老医手一刀割开白铁栓后背残破的衣服,露出那片完整的旧疤。
那片疤不像普通伤口,更像一扇被缝在肉里的小门。骨针留下的孔眼沿着脊梁排开,兽筋缝过的纹路已经和皮肉长在一起。
现在那扇门红得吓人,底下那团东西越拱越急,几乎要撕开他的后背。
白铁栓的脖颈也开始一节一节鼓起,皮肤底下像有细小骨刺在顶。他两边肩胛慢慢往上拱,整个人被迫趴在铁床上,指甲刮过床沿,出刺耳的“吱啦”声。
他嘴里吐出的气越来越白。
那股白气里,夹着细碎的兽喘。
老医手抓起一排骨针,头也不抬地吼“按住!别让他翻身!”
白老三和两个炮子一起压住白铁栓的肩背。
可白铁栓的力气突然大得吓人,整张铁床都被他拱得晃了一下。皮带被绷得嘎吱作响,床脚在地上磨出一截刺耳的铁声。
老医手一边下针,一边骂“谁让他借这么狠的?”
一个冬供队的人跪在旁边,胳膊上缠着血布,声音哑得厉害
“不借回不来。

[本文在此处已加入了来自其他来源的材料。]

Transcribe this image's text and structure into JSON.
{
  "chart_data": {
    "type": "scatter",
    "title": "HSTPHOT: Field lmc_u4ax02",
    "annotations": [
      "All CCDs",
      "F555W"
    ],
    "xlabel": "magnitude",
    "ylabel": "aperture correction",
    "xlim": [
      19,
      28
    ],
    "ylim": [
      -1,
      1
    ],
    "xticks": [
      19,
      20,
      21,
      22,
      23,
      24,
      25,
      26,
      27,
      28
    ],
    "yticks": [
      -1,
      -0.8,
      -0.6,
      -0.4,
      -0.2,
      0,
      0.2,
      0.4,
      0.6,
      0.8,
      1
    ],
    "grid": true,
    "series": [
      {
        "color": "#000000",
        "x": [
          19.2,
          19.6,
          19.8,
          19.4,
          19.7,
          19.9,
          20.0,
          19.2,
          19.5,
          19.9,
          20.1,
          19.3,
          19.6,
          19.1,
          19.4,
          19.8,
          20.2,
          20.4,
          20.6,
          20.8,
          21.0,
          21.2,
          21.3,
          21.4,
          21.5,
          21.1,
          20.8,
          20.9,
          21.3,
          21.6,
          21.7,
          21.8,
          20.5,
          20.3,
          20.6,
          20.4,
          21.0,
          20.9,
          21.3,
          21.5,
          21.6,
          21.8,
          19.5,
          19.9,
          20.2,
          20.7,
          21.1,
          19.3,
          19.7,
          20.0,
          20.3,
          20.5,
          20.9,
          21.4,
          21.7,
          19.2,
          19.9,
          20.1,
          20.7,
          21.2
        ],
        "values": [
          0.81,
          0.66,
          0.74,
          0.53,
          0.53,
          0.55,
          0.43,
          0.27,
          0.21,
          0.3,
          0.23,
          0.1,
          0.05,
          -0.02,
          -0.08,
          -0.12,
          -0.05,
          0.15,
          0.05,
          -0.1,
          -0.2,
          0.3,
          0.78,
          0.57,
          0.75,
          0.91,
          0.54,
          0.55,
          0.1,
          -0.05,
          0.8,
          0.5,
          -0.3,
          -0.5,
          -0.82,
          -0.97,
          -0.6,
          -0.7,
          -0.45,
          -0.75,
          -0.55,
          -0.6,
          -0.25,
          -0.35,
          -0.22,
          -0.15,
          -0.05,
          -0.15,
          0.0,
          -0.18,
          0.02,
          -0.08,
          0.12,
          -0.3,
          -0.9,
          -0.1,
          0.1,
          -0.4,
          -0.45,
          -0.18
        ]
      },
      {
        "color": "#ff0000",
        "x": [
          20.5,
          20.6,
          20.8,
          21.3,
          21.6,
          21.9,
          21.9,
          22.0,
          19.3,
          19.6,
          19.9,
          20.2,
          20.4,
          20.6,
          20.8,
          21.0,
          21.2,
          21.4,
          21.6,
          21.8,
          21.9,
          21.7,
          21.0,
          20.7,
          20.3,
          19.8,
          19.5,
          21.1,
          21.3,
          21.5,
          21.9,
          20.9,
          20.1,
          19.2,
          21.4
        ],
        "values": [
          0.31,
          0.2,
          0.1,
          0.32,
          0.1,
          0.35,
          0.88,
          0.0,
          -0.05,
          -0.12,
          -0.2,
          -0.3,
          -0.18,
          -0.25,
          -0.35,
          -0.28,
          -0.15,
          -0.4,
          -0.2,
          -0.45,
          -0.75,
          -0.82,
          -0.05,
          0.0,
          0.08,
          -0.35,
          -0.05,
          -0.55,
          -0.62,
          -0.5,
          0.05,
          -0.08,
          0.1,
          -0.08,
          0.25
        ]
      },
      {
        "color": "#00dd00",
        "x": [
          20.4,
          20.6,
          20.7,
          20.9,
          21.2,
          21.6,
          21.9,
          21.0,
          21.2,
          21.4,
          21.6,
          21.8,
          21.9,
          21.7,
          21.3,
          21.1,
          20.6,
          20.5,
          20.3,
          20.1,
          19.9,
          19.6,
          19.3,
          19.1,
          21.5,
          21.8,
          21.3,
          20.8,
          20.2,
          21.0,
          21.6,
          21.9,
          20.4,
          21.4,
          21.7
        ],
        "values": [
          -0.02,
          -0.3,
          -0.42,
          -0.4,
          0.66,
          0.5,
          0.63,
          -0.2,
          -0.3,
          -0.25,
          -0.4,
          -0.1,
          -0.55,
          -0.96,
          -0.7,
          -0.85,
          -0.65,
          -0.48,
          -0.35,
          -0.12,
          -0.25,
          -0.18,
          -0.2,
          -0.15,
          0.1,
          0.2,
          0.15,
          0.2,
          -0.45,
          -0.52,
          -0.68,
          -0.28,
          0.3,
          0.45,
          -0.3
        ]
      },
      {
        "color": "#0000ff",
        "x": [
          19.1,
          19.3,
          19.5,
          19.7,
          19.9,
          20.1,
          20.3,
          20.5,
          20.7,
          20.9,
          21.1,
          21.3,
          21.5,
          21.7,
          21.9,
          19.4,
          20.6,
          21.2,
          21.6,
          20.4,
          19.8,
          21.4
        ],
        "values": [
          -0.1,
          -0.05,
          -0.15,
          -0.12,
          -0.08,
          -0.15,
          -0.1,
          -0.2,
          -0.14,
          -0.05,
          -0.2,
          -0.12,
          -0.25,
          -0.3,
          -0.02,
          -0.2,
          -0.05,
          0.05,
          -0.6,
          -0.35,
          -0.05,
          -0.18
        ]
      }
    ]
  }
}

二道荒那边起黑雪,马都不敢往前跑。铁栓哥带着后车冲出来的。”
“冲出来就剩半条命了!”
老医手骂归骂,手上一点没慢。
骨针一根根扎进旧疤边缘,灰白药粉被他按在皮肉上。药粉一落,旧疤就“嗤嗤”冒白烟。
白铁栓猛地一张嘴,吐出一口黑红色的血。
血落进铁盆,表面竟结了一层薄霜。
医棚里的人全都静了一瞬。
白铁栓后背那团东西还在拱。
旧疤边缘已经钻出了几根细白骨刺。那些骨刺刚露头,又被皮肉底下那团东西往回扯,像有什么活物在他脊梁里乱咬,想从打窍留下的口子里钻出来。
老医手脸色更难看了。
“不是单纯烧引子。”
白老三抬头“啥意思?”
老医手用骨刀背点了点旧疤边缘那圈黑红色油痕。
那油痕很淡,混在血和冻伤里,刚才不仔细看根本看不出来。
现在被药粉一逼,才从皮肉边缘慢慢渗出来,像一圈坏掉的香油。
“有人往他窍口上做了手脚。”老医手咬着牙道,“怪不得压不住。肉引子以为还在借力,往死里烧。”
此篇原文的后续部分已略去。